- Date: August 13–19 (men) August 20–26 (women)
- Edition: 95th
- Surface: Hard / outdoor
- Location: Toronto, Ontario, Canada (men) Montreal, Quebec, Canada (women)

Champions

Men's singles
- John McEnroe

Women's singles
- Chris Evert-Lloyd

Men's doubles
- Peter Fleming / John McEnroe

Women's doubles
- Kathy Jordan / Elizabeth Sayers
- ← 1983 · Canadian Open · 1985 →

= 1984 Player's Canadian Open =

The 1984 Player's International Canadian Open was a tennis tournament played on outdoor hard courts. The men's tournament was held at the National Tennis Centre in Toronto in Canada and was part of the 1984 Volvo Grand Prix while the women's tournament was held at the Jarry Park Stadium in Montreal in Canada and was part of the 1984 Virginia Slims World Championship Series.
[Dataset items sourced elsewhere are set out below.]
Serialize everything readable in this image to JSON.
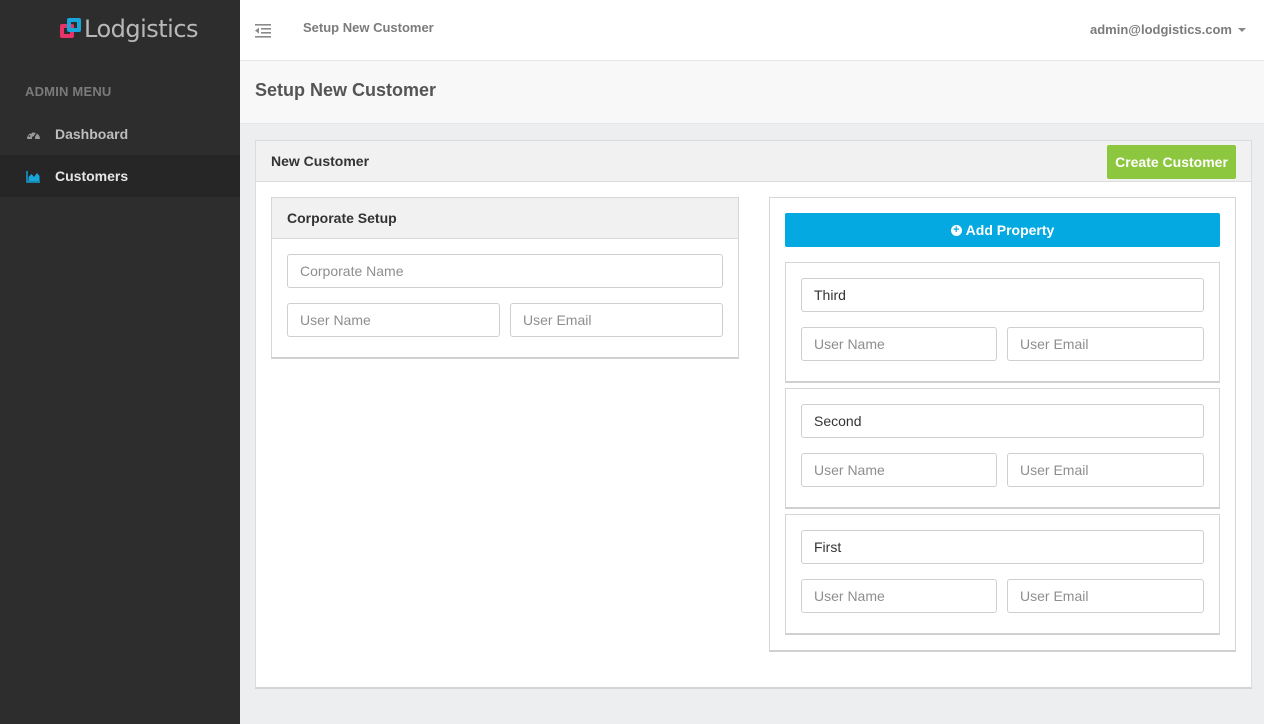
{
  "brand": {
    "name": "Lodgistics"
  },
  "sidebar": {
    "heading": "ADMIN MENU",
    "items": [
      {
        "label": "Dashboard",
        "icon": "dashboard-icon",
        "active": false
      },
      {
        "label": "Customers",
        "icon": "chart-icon",
        "active": true
      }
    ]
  },
  "topbar": {
    "title": "Setup New Customer",
    "user": "admin@lodgistics.com"
  },
  "page": {
    "title": "Setup New Customer"
  },
  "panel": {
    "title": "New Customer",
    "create_label": "Create Customer"
  },
  "corporate": {
    "title": "Corporate Setup",
    "name_placeholder": "Corporate Name",
    "user_name_placeholder": "User Name",
    "user_email_placeholder": "User Email"
  },
  "properties": {
    "add_label": "Add Property",
    "items": [
      {
        "name": "Third",
        "user_name_placeholder": "User Name",
        "user_email_placeholder": "User Email"
      },
      {
        "name": "Second",
        "user_name_placeholder": "User Name",
        "user_email_placeholder": "User Email"
      },
      {
        "name": "First",
        "user_name_placeholder": "User Name",
        "user_email_placeholder": "User Email"
      }
    ]
  },
  "colors": {
    "sidebar_bg": "#2d2d2d",
    "create_button": "#8dc63f",
    "add_button": "#03a9e0",
    "logo_pink": "#e8336a",
    "logo_blue": "#16a6dc"
  }
}
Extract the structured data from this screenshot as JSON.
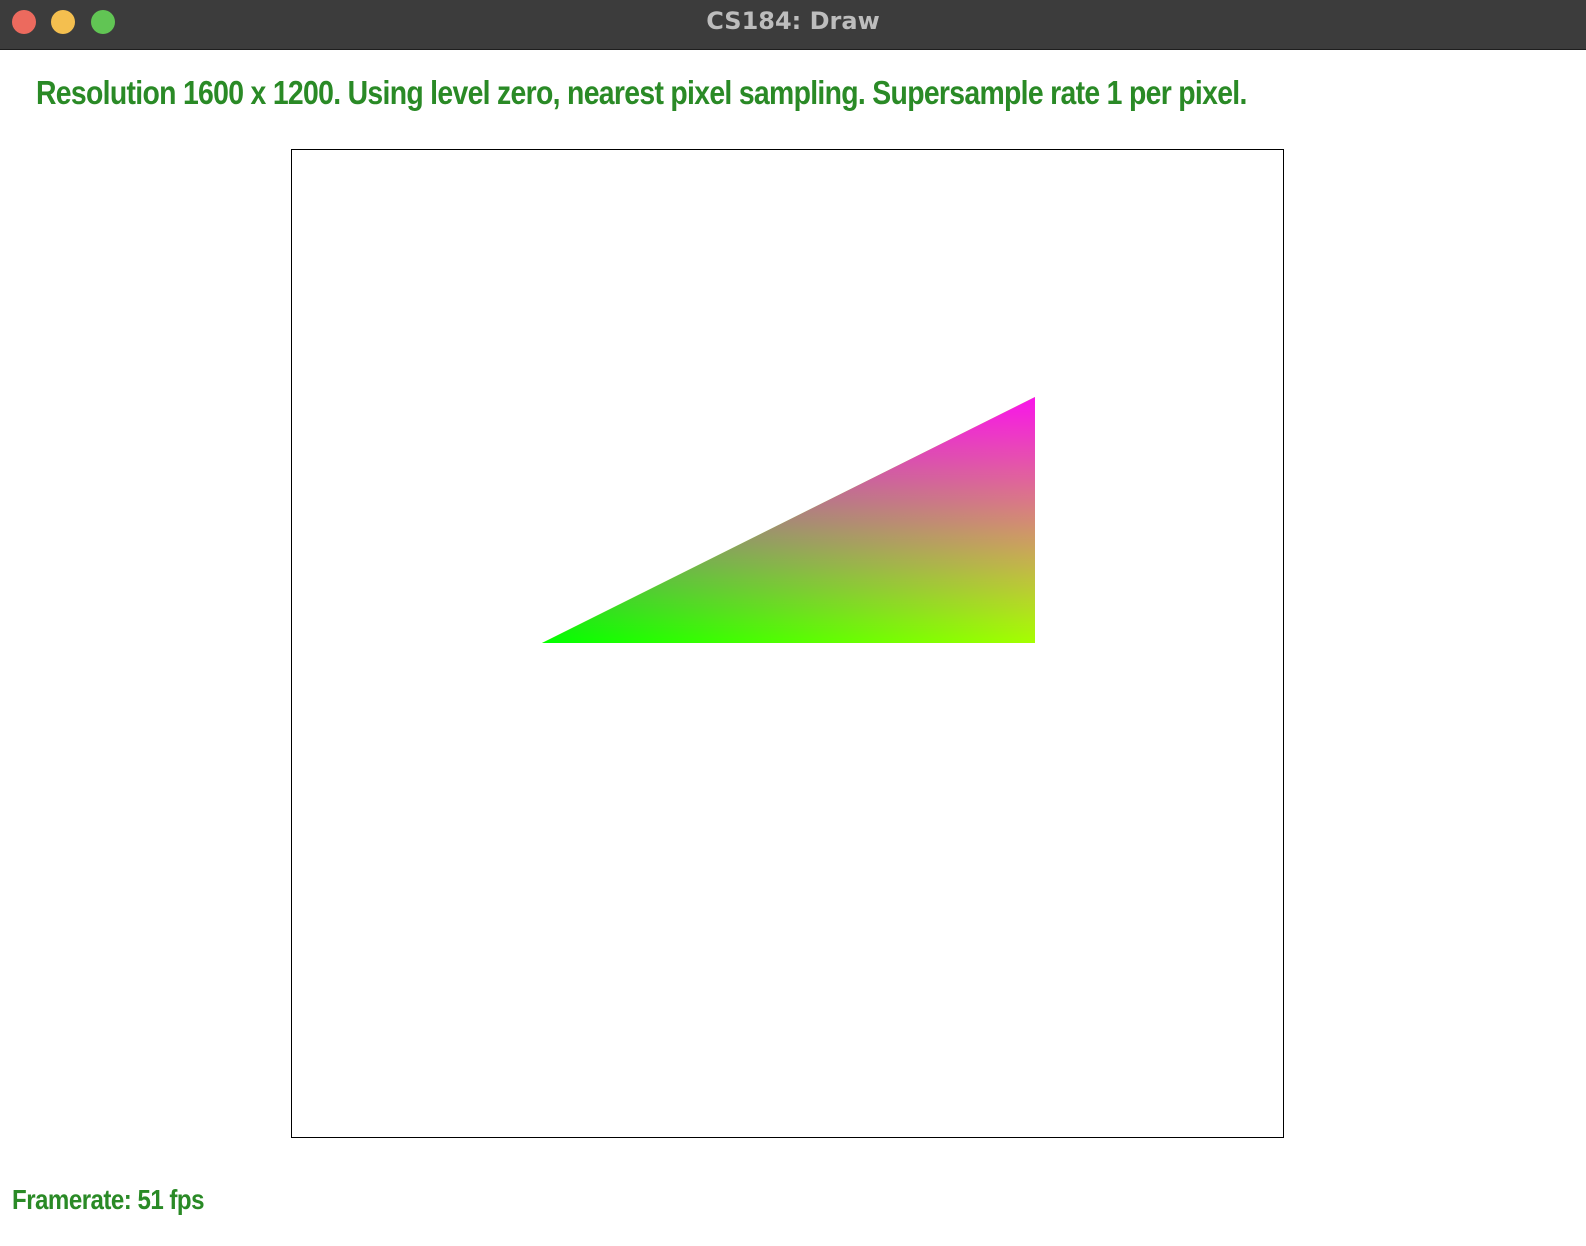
{
  "window": {
    "title": "CS184: Draw"
  },
  "status": {
    "text": "Resolution 1600 x 1200. Using level zero, nearest pixel sampling. Supersample rate 1 per pixel."
  },
  "footer": {
    "framerate": "Framerate: 51 fps"
  },
  "colors": {
    "status_text": "#2a8a26",
    "vertex_green": "#00ff00",
    "vertex_magenta": "#ff00ff",
    "vertex_yellow": "#b0ff00"
  }
}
The men's tournament was held from August 13 through August 19, 1984, while the women's tournament was held from August 20 through August 26, 1984.

==Finals==

===Men's singles===

USA John McEnroe defeated USA Vitas Gerulaitis 6–0, 6–3
- It was McEnroe's 13th title of the year and the 108th of his career.

===Women's singles===
USA Chris Evert-Lloyd defeated USA Alycia Moulton 6–2, 7–6
- It was Evert-Lloyd's 4th title of the year and the 134th of her career.

===Men's doubles===

USA Peter Fleming / USA John McEnroe defeated AUS John Fitzgerald / AUS Kim Warwick 6–4, 6–2
- It was Fleming's 5th title of the year and the 52nd of his career. It was McEnroe's 14th title of the year and the 109th of his career.

===Women's doubles===
USA Kathy Jordan / AUS Elizabeth Sayers defeated FRG Claudia Kohde-Kilsch / CSK Hana Mandlíková 6–1, 6–2
- It was Jordan's 2nd title of the year and the 25th of her career. It was Sayers' 1st title of the year and the 3rd of her career.